Draft spotlight: Oklahoma receiver Sterling Shepard — whose dad, Derrick, was briefly a Saint — simply wants to find his niche in the NFL _lowres

Associated Press photo by TONY GUTIERREZ -- Oklahoma wide receiver Sterling Shepard dives for a touchdown after making a catch in front of Baylor safety Chance Waz on Nov. 14.

The New Orleans Saints hold special meaning for Sterling Shepard.

So do the Washington Redskins, and the Dallas Cowboys.

If any of those three teams selected Shepard in this spring’s NFL draft, the elation of achieving a lifelong dream would be even more special.

He’d be getting a chance to follow in his father’s footsteps again.

Derrick Shepard spent five seasons in the NFL, including a brief four-game stint in New Orleans during the 1989 season that included two catches and a 56-yard punt return for a touchdown against the Cowboys.

“It definitely gave me a little bit more motivation to get to the NFL,” Shepard said. “I followed in his footsteps going to Oklahoma, and he played in the league. He played for three teams, and it’s just kind of been my lifelong goal.”

Shepard never got to play in front of his father.

Derrick Shepard died in 1999 at the age of 35, a sudden heart attack ending a promising college coaching career as an assistant at Wyoming.

But his legacy drove his son, who was six at the time. Initially recruited by some teams to play defensive back out of high school, Shepard decided instead to play his father’s position and don Derrick’s familiar No. 3 for the Sooners.

Then the son moved his father, and a lot of other Oklahoma receivers, down the Sooner record books.

Shepard finished his career ranked second in Sooner history in receptions (233) and receiving yards (3,482), and he’s tied for third on the career list for touchdown catches with 36. Given a chance to play with breakout star Baker Mayfield at quarterback this season, Shepard exploded for 86 catches, 1,288 yards and 11 touchdowns, vaulting him up draft boards in a class of receivers that doesn’t appear to have the same depth as the past two drafts.
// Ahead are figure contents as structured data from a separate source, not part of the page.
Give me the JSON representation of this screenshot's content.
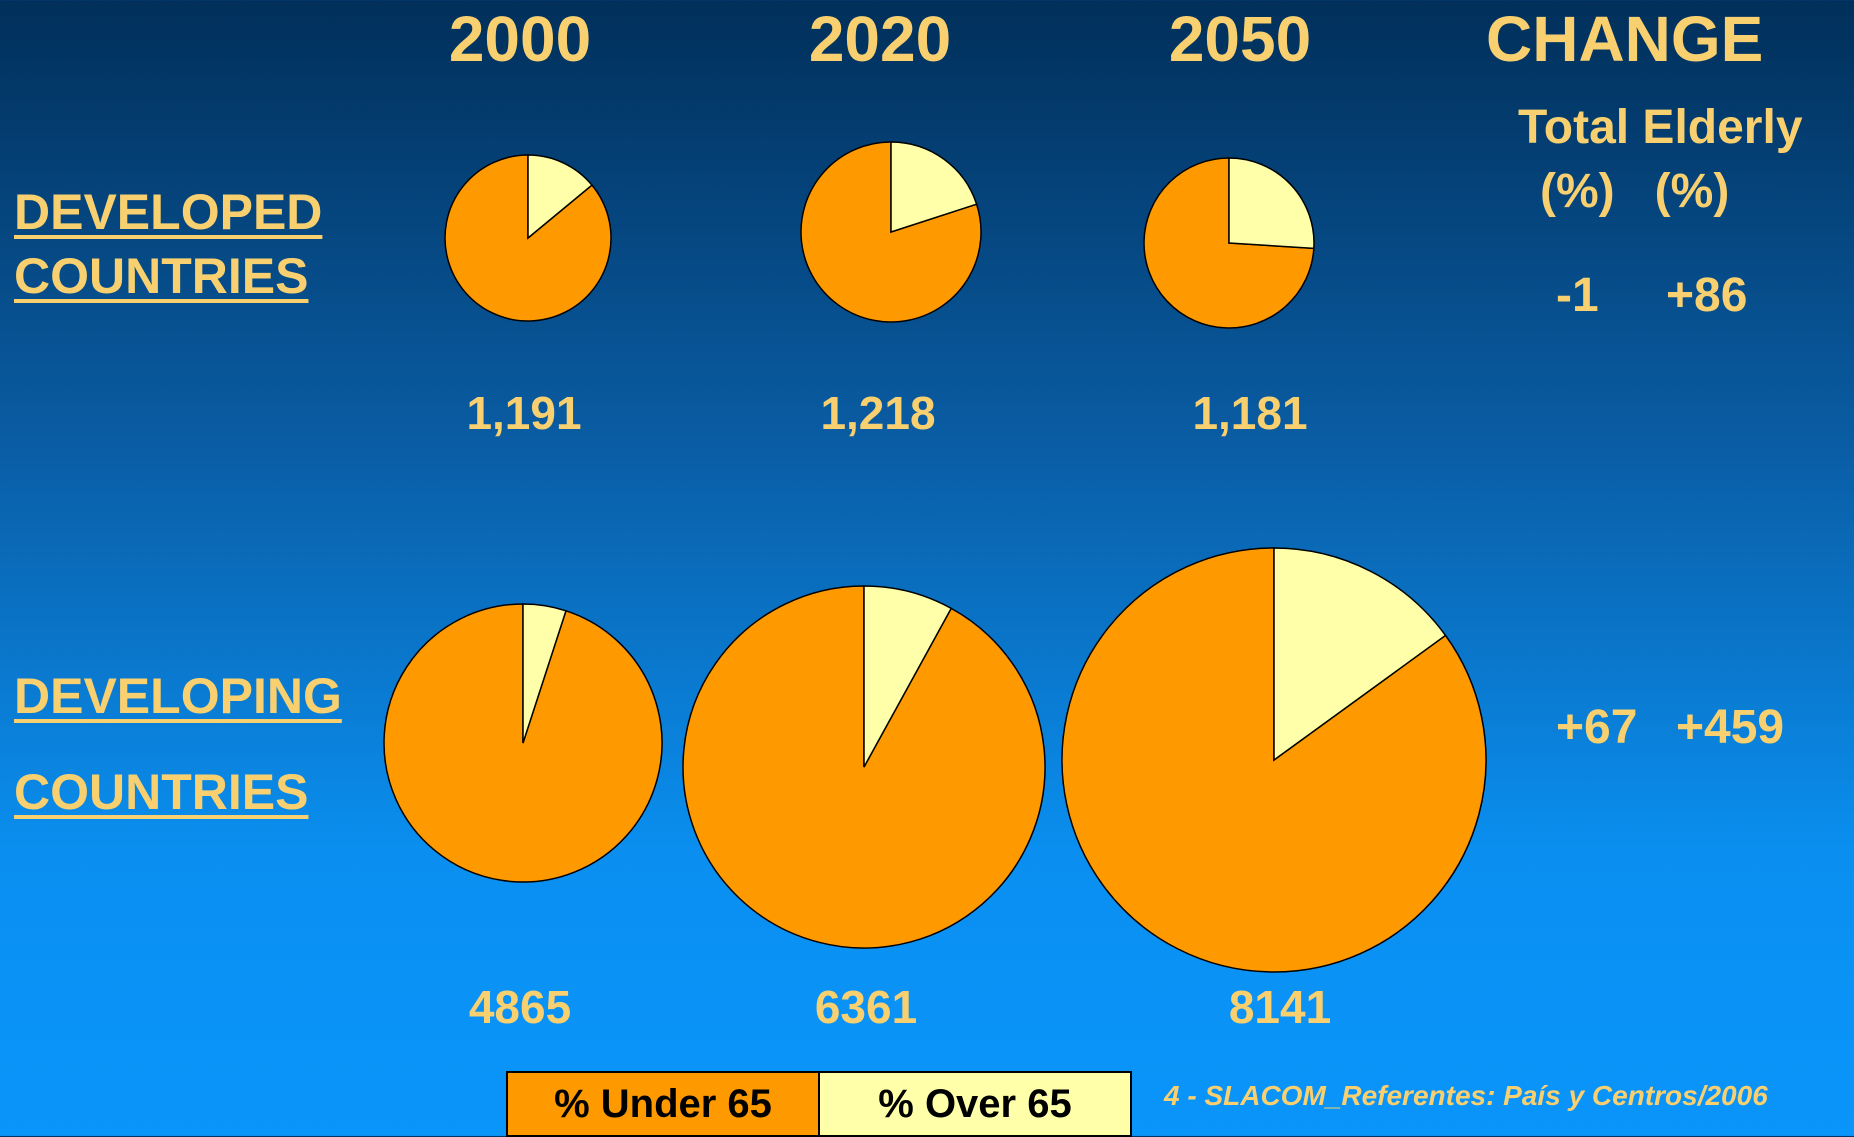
{
  "header": {
    "years": [
      "2000",
      "2020",
      "2050"
    ],
    "change_title": "CHANGE",
    "change_sub1": "Total Elderly",
    "change_sub2": "(%)   (%)"
  },
  "rows": {
    "developed": {
      "label_line1": "DEVELOPED",
      "label_line2": "COUNTRIES",
      "change_total": "-1",
      "change_elderly": "+86"
    },
    "developing": {
      "label_line1": "DEVELOPING",
      "label_line2": "COUNTRIES",
      "change_total": "+67",
      "change_elderly": "+459"
    }
  },
  "legend": {
    "under_label": "% Under 65",
    "over_label": "% Over 65"
  },
  "footer": "4 - SLACOM_Referentes: País y Centros/2006",
  "colors": {
    "under65": "#FF9900",
    "over65": "#FFFFAA",
    "text": "#F8D070"
  },
  "chart_data": [
    {
      "type": "pie",
      "group": "DEVELOPED COUNTRIES",
      "categories": [
        "2000",
        "2020",
        "2050"
      ],
      "totals": [
        "1,191",
        "1,218",
        "1,181"
      ],
      "series": [
        {
          "name": "% Under 65",
          "values": [
            86,
            80,
            74
          ]
        },
        {
          "name": "% Over 65",
          "values": [
            14,
            20,
            26
          ]
        }
      ]
    },
    {
      "type": "pie",
      "group": "DEVELOPING COUNTRIES",
      "categories": [
        "2000",
        "2020",
        "2050"
      ],
      "totals": [
        "4865",
        "6361",
        "8141"
      ],
      "series": [
        {
          "name": "% Under 65",
          "values": [
            95,
            92,
            85
          ]
        },
        {
          "name": "% Over 65",
          "values": [
            5,
            8,
            15
          ]
        }
      ]
    }
  ]
}
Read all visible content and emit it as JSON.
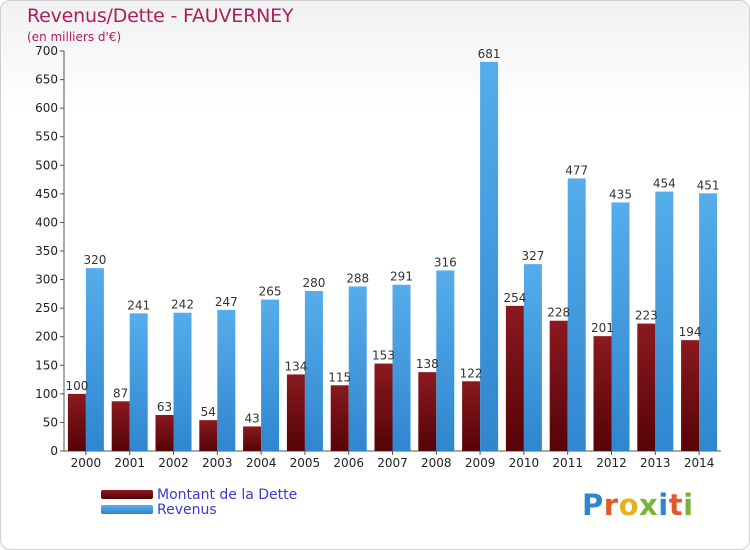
{
  "title": "Revenus/Dette - FAUVERNEY",
  "subtitle": "(en milliers d'€)",
  "colors": {
    "title": "#b01c5e",
    "dette": "#7a0e12",
    "revenus": "#4aa3e6",
    "legend_text": "#3a3ad0"
  },
  "legend": {
    "dette": "Montant de la Dette",
    "revenus": "Revenus"
  },
  "logo": {
    "text": "Proxiti"
  },
  "chart_data": {
    "type": "bar",
    "categories": [
      "2000",
      "2001",
      "2002",
      "2003",
      "2004",
      "2005",
      "2006",
      "2007",
      "2008",
      "2009",
      "2010",
      "2011",
      "2012",
      "2013",
      "2014"
    ],
    "series": [
      {
        "name": "Montant de la Dette",
        "values": [
          100,
          87,
          63,
          54,
          43,
          134,
          115,
          153,
          138,
          122,
          254,
          228,
          201,
          223,
          194
        ]
      },
      {
        "name": "Revenus",
        "values": [
          320,
          241,
          242,
          247,
          265,
          280,
          288,
          291,
          316,
          681,
          327,
          477,
          435,
          454,
          451
        ]
      }
    ],
    "ylim": [
      0,
      700
    ],
    "yticks": [
      0,
      50,
      100,
      150,
      200,
      250,
      300,
      350,
      400,
      450,
      500,
      550,
      600,
      650,
      700
    ],
    "grid": false,
    "legend_position": "bottom-left"
  }
}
At 5-foot-10, 193 pounds, Shepard entered Senior Bowl week with something to prove. Because of his size, Shepard projects into the slot in the NFL, but he believes he can handle the No. 1 role traditionally reserved for bigger players.

“I see a lot of guys my size making big plays, like Odell Beckham, Antonio Brown,” Shepard said. “I feel like my game is really similar to those guys, right in that category.”
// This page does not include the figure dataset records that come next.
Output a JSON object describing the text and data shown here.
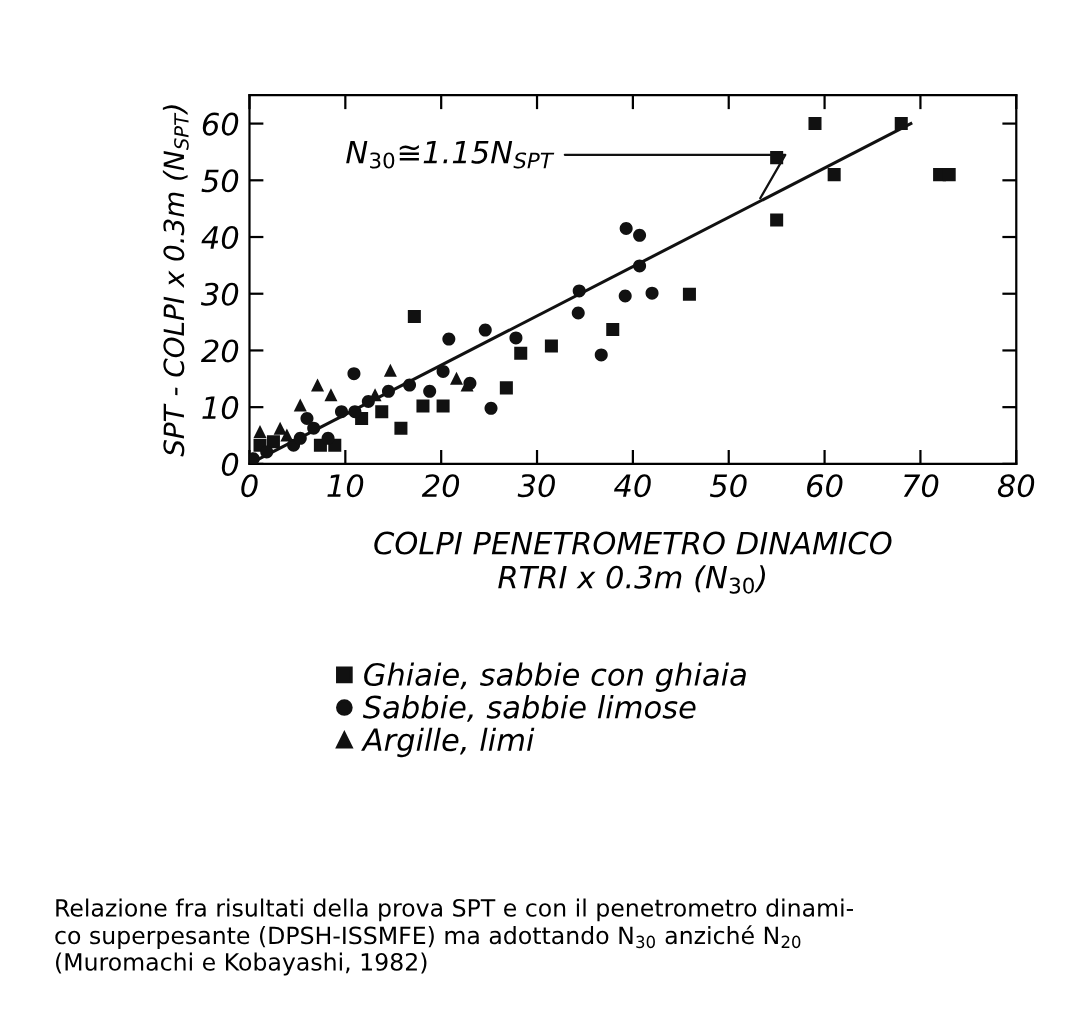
{
  "chart_data": {
    "type": "scatter",
    "xlabel": "COLPI PENETROMETRO DINAMICO\nRTRI x 0.3m (N$_{30}$)",
    "ylabel": "SPT - COLPI x 0.3m (N$_{SPT}$)",
    "xlim": [
      0,
      80
    ],
    "xticks": [
      0,
      10,
      20,
      30,
      40,
      50,
      60,
      70,
      80
    ],
    "ylim": [
      0,
      65
    ],
    "yticks": [
      0,
      10,
      20,
      30,
      40,
      50,
      60
    ],
    "grid": false,
    "legend": "bottom",
    "series": [
      {
        "name": "Ghiaie, sabbie con ghiaia",
        "color": "#111111",
        "marker": "square",
        "x": [
          17.2,
          45.9,
          37.9,
          31.5,
          28.3,
          26.8,
          15.8,
          55,
          55,
          59,
          61,
          68,
          72,
          73,
          1.1,
          2.5,
          7.4,
          8.9,
          11.7,
          13.8,
          18.1,
          20.2
        ],
        "values": [
          26,
          29.9,
          23.7,
          20.8,
          19.5,
          13.4,
          6.3,
          43,
          54,
          60,
          51,
          60,
          51,
          51,
          3.3,
          3.9,
          3.3,
          3.3,
          8,
          9.2,
          10.2,
          10.2
        ]
      },
      {
        "name": "Sabbie, sabbie limose",
        "color": "#111111",
        "marker": "circle",
        "x": [
          20.8,
          24.6,
          10.9,
          20.2,
          23,
          25.2,
          39.3,
          40.7,
          40.7,
          34.4,
          34.3,
          39.2,
          42,
          36.7,
          27.8,
          0.4,
          1.8,
          4.6,
          5.3,
          6.7,
          8.2,
          9.6,
          11,
          12.4,
          6,
          14.5,
          16.7,
          18.8
        ],
        "values": [
          22,
          23.6,
          15.9,
          16.3,
          14.2,
          9.8,
          41.5,
          40.3,
          34.9,
          30.5,
          26.6,
          29.6,
          30.1,
          19.2,
          22.2,
          0.9,
          2.1,
          3.3,
          4.5,
          6.3,
          4.5,
          9.2,
          9.2,
          11,
          8,
          12.8,
          13.9,
          12.8
        ]
      },
      {
        "name": "Argille, limi",
        "color": "#111111",
        "marker": "triangle",
        "x": [
          14.7,
          5.3,
          7.1,
          8.5,
          13.1,
          3.2,
          1.1,
          3.9,
          21.6,
          22.7
        ],
        "values": [
          16.5,
          10.4,
          13.9,
          12.2,
          12.2,
          6.3,
          5.7,
          5.1,
          15.1,
          13.9
        ]
      },
      {
        "type": "line",
        "color": "#111111",
        "line_style": "solid",
        "x": [
          0,
          69
        ],
        "values": [
          0,
          60
        ]
      }
    ],
    "annotations": [
      {
        "text": "N$_{30}$≅1.15N$_{SPT}$",
        "x": 53,
        "y": 46
      },
      "Relazione fra risultati della prova SPT e con il penetrometro dinami-\nco superpesante (DPSH-ISSMFE) ma adottando N$_{30}$ anziché N$_{20}$\n(Muromachi e Kobayashi, 1982)"
    ]
  }
}
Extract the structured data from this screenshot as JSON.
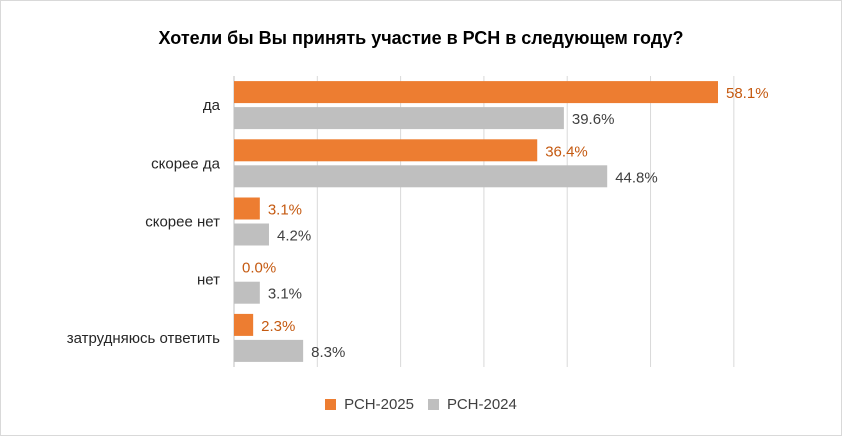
{
  "chart_data": {
    "type": "bar",
    "orientation": "horizontal",
    "title": "Хотели бы Вы принять участие в РСН в следующем году?",
    "categories": [
      "да",
      "скорее  да",
      "скорее  нет",
      "нет",
      "затрудняюсь ответить"
    ],
    "series": [
      {
        "name": "РСН-2025",
        "color": "#ed7d31",
        "values": [
          58.1,
          36.4,
          3.1,
          0.0,
          2.3
        ],
        "labels": [
          "58.1%",
          "36.4%",
          "3.1%",
          "0.0%",
          "2.3%"
        ]
      },
      {
        "name": "РСН-2024",
        "color": "#bfbfbf",
        "values": [
          39.6,
          44.8,
          4.2,
          3.1,
          8.3
        ],
        "labels": [
          "39.6%",
          "44.8%",
          "4.2%",
          "3.1%",
          "8.3%"
        ]
      }
    ],
    "xlim": [
      0,
      70
    ],
    "grid": true,
    "legend_position": "bottom"
  }
}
Shepard backed up his play at the Senior Bowl, earning Receiver of the Week honors and repeatedly getting free for deep balls over the top of talented defensive backs.

Worked out of the slot frequently by the Jacksonville Jaguars coaching staff in Mobile, Shepard also made plays on the outside, helped by elite quickness that should be on display in the on-field workouts at next week’s NFL scouting combine in Indianapolis.

“He’s really athletic. He’s quick, he’s one of the quicker receivers I’ve ever gone against, he’s really technical, and he does a lot of things well,” said Oklahoma State cornerback Kevin Peterson, one of Shepard’s rivals in college. “If the ball’s going to be anywhere near him, he’s going to catch it.”

New Orleans already has its own lightning-quick, smaller outside receiver in Brandin Cooks, who broke out with a playmaking sophomore campaign in 2015. New Orleans might not seem like an obvious landing spot for Shepard — Cooks is flanked by the rising Willie Snead and a promising player in Brandon Coleman — but if Marques Colston’s time with the Saints comes to an end, New Orleans could decide to look for another playmaker to help Drew Brees.

Shepard, who also handled punt return duties his final two seasons at Oklahoma, met with the Saints early at the Senior Bowl, and his size might not matter to them. New Orleans has a history of getting big production out of smaller receivers like Cooks, Snead, Lance Moore and Devery Henderson.

Plus, he’d get a chance to don one of the uniforms his father once wore.

“It’d be great if I played for one of them, because it’d be one heck of a story,” Shepard said. “But playing in the league is what I’ve always wanted to do. It doesn’t matter what team I’m playing for. ... Football runs in my blood.”

And it’s already carried him a long way.